Tomates françaises vs marocaines : le duel qui secoue vos apéros
Concurrence entre la tomate française et marocaine dans le rayon apéritif
Dans les supermarchés, le rayon apéritif ressemble à un combat de poids entre deux types de tomates cerises. D’un côté, la barquette de 250 g à 0,99 euro importée du Maroc. De l’autre, celle à 1,29 euro, habillée aux couleurs françaises. Derrière cette bataille de prix, la filière de la tomate cerise française tente de regagner du terrain après plusieurs années de recul.
Le Maroc est aujourd’hui le principal fournisseur de tomates cerises importées en France. Le pays fournit la majorité des tomates achetées dans l’Hexagone, où la tomate demeure le légume le plus consommé. Près de deux fruits sur cinq viennent de l’étranger. En 2022, environ 400 000 tonnes de tomates marocaines ont été exportées vers la France. Pourtant, un événement inattendu a permis aux producteurs français de se repositionner.
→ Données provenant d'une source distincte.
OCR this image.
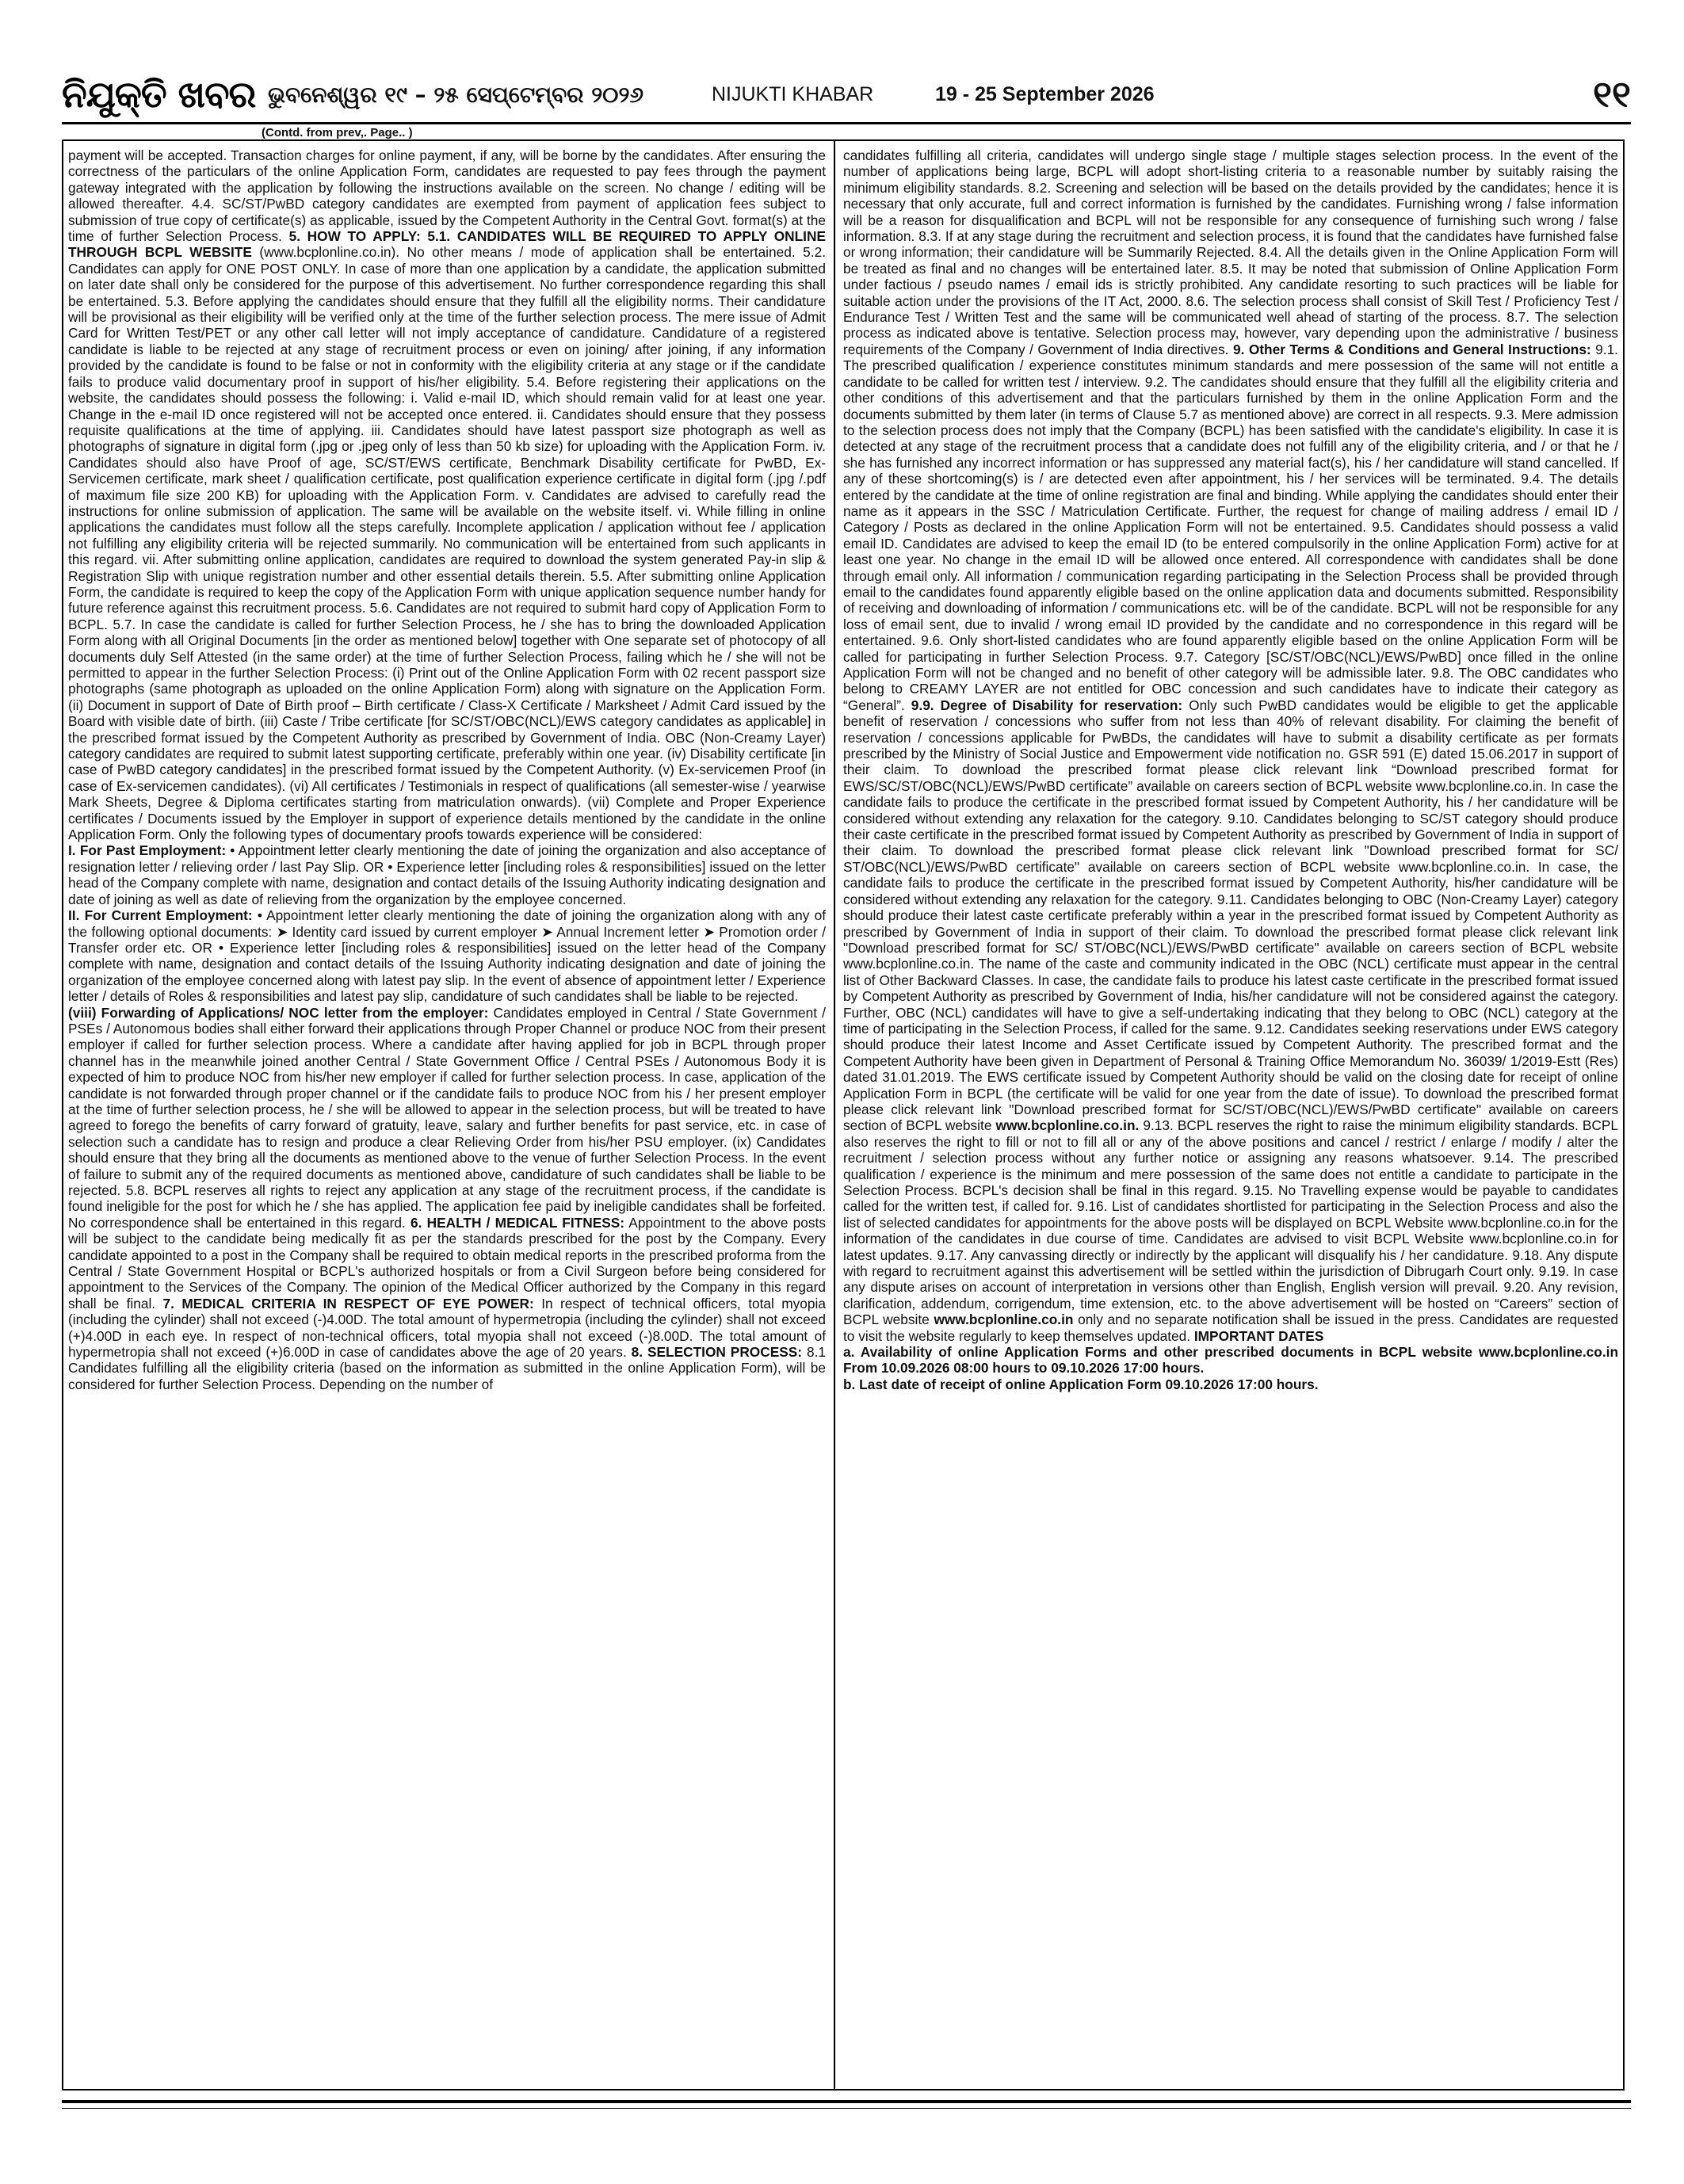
ନିଯୁକ୍ତି ଖବର ଭୁବନେଶ୍ୱର ୧୯ – ୨୫ ସେପ୍ଟେମ୍ବର ୨୦୨୬	NIJUKTI KHABAR	19 - 25 September 2026	୧୧
(Contd. from prev,. Page.. )

payment will be accepted. Transaction charges for online payment, if any, will be borne by the candidates. After ensuring the correctness of the particulars of the online Application Form, candidates are requested to pay fees through the payment gateway integrated with the application by following the instructions available on the screen. No change / editing will be allowed thereafter. 4.4. SC/ST/PwBD category candidates are exempted from payment of application fees subject to submission of true copy of certificate(s) as applicable, issued by the Competent Authority in the Central Govt. format(s) at the time of further Selection Process. 5. HOW TO APPLY: 5.1. CANDIDATES WILL BE REQUIRED TO APPLY ONLINE THROUGH BCPL WEBSITE (www.bcplonline.co.in). No other means / mode of application shall be entertained. 5.2. Candidates can apply for ONE POST ONLY. In case of more than one application by a candidate, the application submitted on later date shall only be considered for the purpose of this advertisement. No further correspondence regarding this shall be entertained. 5.3. Before applying the candidates should ensure that they fulfill all the eligibility norms. Their candidature will be provisional as their eligibility will be verified only at the time of the further selection process. The mere issue of Admit Card for Written Test/PET or any other call letter will not imply acceptance of candidature. Candidature of a registered candidate is liable to be rejected at any stage of recruitment process or even on joining/ after joining, if any information provided by the candidate is found to be false or not in conformity with the eligibility criteria at any stage or if the candidate fails to produce valid documentary proof in support of his/her eligibility. 5.4. Before registering their applications on the website, the candidates should possess the following: i. Valid e-mail ID, which should remain valid for at least one year. Change in the e-mail ID once registered will not be accepted once entered. ii. Candidates should ensure that they possess requisite qualifications at the time of applying. iii. Candidates should have latest passport size photograph as well as photographs of signature in digital form (.jpg or .jpeg only of less than 50 kb size) for uploading with the Application Form. iv. Candidates should also have Proof of age, SC/ST/EWS certificate, Benchmark Disability certificate for PwBD, Ex-Servicemen certificate, mark sheet / qualification certificate, post qualification experience certificate in digital form (.jpg /.pdf of maximum file size 200 KB) for uploading with the Application Form. v. Candidates are advised to carefully read the instructions for online submission of application. The same will be available on the website itself. vi. While filling in online applications the candidates must follow all the steps carefully. Incomplete application / application without fee / application not fulfilling any eligibility criteria will be rejected summarily. No communication will be entertained from such applicants in this regard. vii. After submitting online application, candidates are required to download the system generated Pay-in slip & Registration Slip with unique registration number and other essential details therein. 5.5. After submitting online Application Form, the candidate is required to keep the copy of the Application Form with unique application sequence number handy for future reference against this recruitment process. 5.6. Candidates are not required to submit hard copy of Application Form to BCPL. 5.7. In case the candidate is called for further Selection Process, he / she has to bring the downloaded Application Form along with all Original Documents [in the order as mentioned below] together with One separate set of photocopy of all documents duly Self Attested (in the same order) at the time of further Selection Process, failing which he / she will not be permitted to appear in the further Selection Process: (i) Print out of the Online Application Form with 02 recent passport size photographs (same photograph as uploaded on the online Application Form) along with signature on the Application Form. (ii) Document in support of Date of Birth proof – Birth certificate / Class-X Certificate / Marksheet / Admit Card issued by the Board with visible date of birth. (iii) Caste / Tribe certificate [for SC/ST/OBC(NCL)/EWS category candidates as applicable] in the prescribed format issued by the Competent Authority as prescribed by Government of India. OBC (Non-Creamy Layer) category candidates are required to submit latest supporting certificate, preferably within one year. (iv) Disability certificate [in case of PwBD category candidates] in the prescribed format issued by the Competent Authority. (v) Ex-servicemen Proof (in case of Ex-servicemen candidates). (vi) All certificates / Testimonials in respect of qualifications (all semester-wise / yearwise Mark Sheets, Degree & Diploma certificates starting from matriculation onwards). (vii) Complete and Proper Experience certificates / Documents issued by the Employer in support of experience details mentioned by the candidate in the online Application Form. Only the following types of documentary proofs towards experience will be considered:

I. For Past Employment: • Appointment letter clearly mentioning the date of joining the organization and also acceptance of resignation letter / relieving order / last Pay Slip. OR • Experience letter [including roles & responsibilities] issued on the letter head of the Company complete with name, designation and contact details of the Issuing Authority indicating designation and date of joining as well as date of relieving from the organization by the employee concerned.

II. For Current Employment: • Appointment letter clearly mentioning the date of joining the organization along with any of the following optional documents: ➤ Identity card issued by current employer ➤ Annual Increment letter ➤ Promotion order / Transfer order etc. OR • Experience letter [including roles & responsibilities] issued on the letter head of the Company complete with name, designation and contact details of the Issuing Authority indicating designation and date of joining the organization of the employee concerned along with latest pay slip. In the event of absence of appointment letter / Experience letter / details of Roles & responsibilities and latest pay slip, candidature of such candidates shall be liable to be rejected.

(viii) Forwarding of Applications/ NOC letter from the employer: Candidates employed in Central / State Government / PSEs / Autonomous bodies shall either forward their applications through Proper Channel or produce NOC from their present employer if called for further selection process. Where a candidate after having applied for job in BCPL through proper channel has in the meanwhile joined another Central / State Government Office / Central PSEs / Autonomous Body it is expected of him to produce NOC from his/her new employer if called for further selection process. In case, application of the candidate is not forwarded through proper channel or if the candidate fails to produce NOC from his / her present employer at the time of further selection process, he / she will be allowed to appear in the selection process, but will be treated to have agreed to forego the benefits of carry forward of gratuity, leave, salary and further benefits for past service, etc. in case of selection such a candidate has to resign and produce a clear Relieving Order from his/her PSU employer. (ix) Candidates should ensure that they bring all the documents as mentioned above to the venue of further Selection Process. In the event of failure to submit any of the required documents as mentioned above, candidature of such candidates shall be liable to be rejected. 5.8. BCPL reserves all rights to reject any application at any stage of the recruitment process, if the candidate is found ineligible for the post for which he / she has applied. The application fee paid by ineligible candidates shall be forfeited. No correspondence shall be entertained in this regard. 6. HEALTH / MEDICAL FITNESS: Appointment to the above posts will be subject to the candidate being medically fit as per the standards prescribed for the post by the Company. Every candidate appointed to a post in the Company shall be required to obtain medical reports in the prescribed proforma from the Central / State Government Hospital or BCPL's authorized hospitals or from a Civil Surgeon before being considered for appointment to the Services of the Company. The opinion of the Medical Officer authorized by the Company in this regard shall be final. 7. MEDICAL CRITERIA IN RESPECT OF EYE POWER: In respect of technical officers, total myopia (including the cylinder) shall not exceed (-)4.00D. The total amount of hypermetropia (including the cylinder) shall not exceed (+)4.00D in each eye. In respect of non-technical officers, total myopia shall not exceed (-)8.00D. The total amount of hypermetropia shall not exceed (+)6.00D in case of candidates above the age of 20 years. 8. SELECTION PROCESS: 8.1 Candidates fulfilling all the eligibility criteria (based on the information as submitted in the online Application Form), will be considered for further Selection Process. Depending on the number of

candidates fulfilling all criteria, candidates will undergo single stage / multiple stages selection process. In the event of the number of applications being large, BCPL will adopt short-listing criteria to a reasonable number by suitably raising the minimum eligibility standards. 8.2. Screening and selection will be based on the details provided by the candidates; hence it is necessary that only accurate, full and correct information is furnished by the candidates. Furnishing wrong / false information will be a reason for disqualification and BCPL will not be responsible for any consequence of furnishing such wrong / false information. 8.3. If at any stage during the recruitment and selection process, it is found that the candidates have furnished false or wrong information; their candidature will be Summarily Rejected. 8.4. All the details given in the Online Application Form will be treated as final and no changes will be entertained later. 8.5. It may be noted that submission of Online Application Form under factious / pseudo names / email ids is strictly prohibited. Any candidate resorting to such practices will be liable for suitable action under the provisions of the IT Act, 2000. 8.6. The selection process shall consist of Skill Test / Proficiency Test / Endurance Test / Written Test and the same will be communicated well ahead of starting of the process. 8.7. The selection process as indicated above is tentative. Selection process may, however, vary depending upon the administrative / business requirements of the Company / Government of India directives. 9. Other Terms & Conditions and General Instructions: 9.1. The prescribed qualification / experience constitutes minimum standards and mere possession of the same will not entitle a candidate to be called for written test / interview. 9.2. The candidates should ensure that they fulfill all the eligibility criteria and other conditions of this advertisement and that the particulars furnished by them in the online Application Form and the documents submitted by them later (in terms of Clause 5.7 as mentioned above) are correct in all respects. 9.3. Mere admission to the selection process does not imply that the Company (BCPL) has been satisfied with the candidate's eligibility. In case it is detected at any stage of the recruitment process that a candidate does not fulfill any of the eligibility criteria, and / or that he / she has furnished any incorrect information or has suppressed any material fact(s), his / her candidature will stand cancelled. If any of these shortcoming(s) is / are detected even after appointment, his / her services will be terminated. 9.4. The details entered by the candidate at the time of online registration are final and binding. While applying the candidates should enter their name as it appears in the SSC / Matriculation Certificate. Further, the request for change of mailing address / email ID / Category / Posts as declared in the online Application Form will not be entertained. 9.5. Candidates should possess a valid email ID. Candidates are advised to keep the email ID (to be entered compulsorily in the online Application Form) active for at least one year. No change in the email ID will be allowed once entered. All correspondence with candidates shall be done through email only. All information / communication regarding participating in the Selection Process shall be provided through email to the candidates found apparently eligible based on the online application data and documents submitted. Responsibility of receiving and downloading of information / communications etc. will be of the candidate. BCPL will not be responsible for any loss of email sent, due to invalid / wrong email ID provided by the candidate and no correspondence in this regard will be entertained. 9.6. Only short-listed candidates who are found apparently eligible based on the online Application Form will be called for participating in further Selection Process. 9.7. Category [SC/ST/OBC(NCL)/EWS/PwBD] once filled in the online Application Form will not be changed and no benefit of other category will be admissible later. 9.8. The OBC candidates who belong to CREAMY LAYER are not entitled for OBC concession and such candidates have to indicate their category as “General”. 9.9. Degree of Disability for reservation: Only such PwBD candidates would be eligible to get the applicable benefit of reservation / concessions who suffer from not less than 40% of relevant disability. For claiming the benefit of reservation / concessions applicable for PwBDs, the candidates will have to submit a disability certificate as per formats prescribed by the Ministry of Social Justice and Empowerment vide notification no. GSR 591 (E) dated 15.06.2017 in support of their claim. To download the prescribed format please click relevant link “Download prescribed format for EWS/SC/ST/OBC(NCL)/EWS/PwBD certificate” available on careers section of BCPL website www.bcplonline.co.in. In case the candidate fails to produce the certificate in the prescribed format issued by Competent Authority, his / her candidature will be considered without extending any relaxation for the category. 9.10. Candidates belonging to SC/ST category should produce their caste certificate in the prescribed format issued by Competent Authority as prescribed by Government of India in support of their claim. To download the prescribed format please click relevant link "Download prescribed format for SC/ ST/OBC(NCL)/EWS/PwBD certificate" available on careers section of BCPL website www.bcplonline.co.in. In case, the candidate fails to produce the certificate in the prescribed format issued by Competent Authority, his/her candidature will be considered without extending any relaxation for the category. 9.11. Candidates belonging to OBC (Non-Creamy Layer) category should produce their latest caste certificate preferably within a year in the prescribed format issued by Competent Authority as prescribed by Government of India in support of their claim. To download the prescribed format please click relevant link "Download prescribed format for SC/ ST/OBC(NCL)/EWS/PwBD certificate" available on careers section of BCPL website www.bcplonline.co.in. The name of the caste and community indicated in the OBC (NCL) certificate must appear in the central list of Other Backward Classes. In case, the candidate fails to produce his latest caste certificate in the prescribed format issued by Competent Authority as prescribed by Government of India, his/her candidature will not be considered against the category. Further, OBC (NCL) candidates will have to give a self-undertaking indicating that they belong to OBC (NCL) category at the time of participating in the Selection Process, if called for the same. 9.12. Candidates seeking reservations under EWS category should produce their latest Income and Asset Certificate issued by Competent Authority. The prescribed format and the Competent Authority have been given in Department of Personal & Training Office Memorandum No. 36039/ 1/2019-Estt (Res) dated 31.01.2019. The EWS certificate issued by Competent Authority should be valid on the closing date for receipt of online Application Form in BCPL (the certificate will be valid for one year from the date of issue). To download the prescribed format please click relevant link "Download prescribed format for SC/ST/OBC(NCL)/EWS/PwBD certificate" available on careers section of BCPL website www.bcplonline.co.in. 9.13. BCPL reserves the right to raise the minimum eligibility standards. BCPL also reserves the right to fill or not to fill all or any of the above positions and cancel / restrict / enlarge / modify / alter the recruitment / selection process without any further notice or assigning any reasons whatsoever. 9.14. The prescribed qualification / experience is the minimum and mere possession of the same does not entitle a candidate to participate in the Selection Process. BCPL's decision shall be final in this regard. 9.15. No Travelling expense would be payable to candidates called for the written test, if called for. 9.16. List of candidates shortlisted for participating in the Selection Process and also the list of selected candidates for appointments for the above posts will be displayed on BCPL Website www.bcplonline.co.in for the information of the candidates in due course of time. Candidates are advised to visit BCPL Website www.bcplonline.co.in for latest updates. 9.17. Any canvassing directly or indirectly by the applicant will disqualify his / her candidature. 9.18. Any dispute with regard to recruitment against this advertisement will be settled within the jurisdiction of Dibrugarh Court only. 9.19. In case any dispute arises on account of interpretation in versions other than English, English version will prevail. 9.20. Any revision, clarification, addendum, corrigendum, time extension, etc. to the above advertisement will be hosted on “Careers” section of BCPL website www.bcplonline.co.in only and no separate notification shall be issued in the press. Candidates are requested to visit the website regularly to keep themselves updated. IMPORTANT DATES

a. Availability of online Application Forms and other prescribed documents in BCPL website www.bcplonline.co.in From 10.09.2026 08:00 hours to 09.10.2026 17:00 hours.

b. Last date of receipt of online Application Form 09.10.2026 17:00 hours.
Une réaction française face à la concurrence marocaine
Pour répondre à la tomate marocaine à bas prix, la filière française a lancé une nouvelle gamme de produits. Elle propose une barquette de 250 g à 1,29 euro, légèrement plus chère que la version marocaine. La démarche est claire : mettre en avant l’origine française avec un emballage tricolore, une mention d’origine visible et le slogan « Oui ! à la souveraineté alimentaire française ». Ce produit, baptisé « petit apéro français », vise à séduire les consommateurs en supermarché.
En 2025, environ 3 000 tonnes de cette tomate française ont été vendues, un début modeste. Selon Ronan Collet, président de la coopérative Solarenn, le lancement a été difficile, avec un démarrage lent. Toutefois, Isabelle Georges, directrice de Solarenn, parle d’un début de campagne « très encourageant » pour 2026. Elle espère doubler voire tripler les volumes, à condition que les enseignes jouent le jeu.
Les défis de la tomate marocaine face aux intempéries
Depuis plusieurs années, la tomate marocaine à 0,99 euro la barquette de 250 g s’est imposée comme une option économique. Plus de la moitié des tomates cerises consommées en France seraient désormais importées, principalement du Maroc, où la main-d’œuvre est bien moins coûteuse. En période de production, ces tomates concurrencent directement la production française, comme le reconnaît le ministère de l’Agriculture.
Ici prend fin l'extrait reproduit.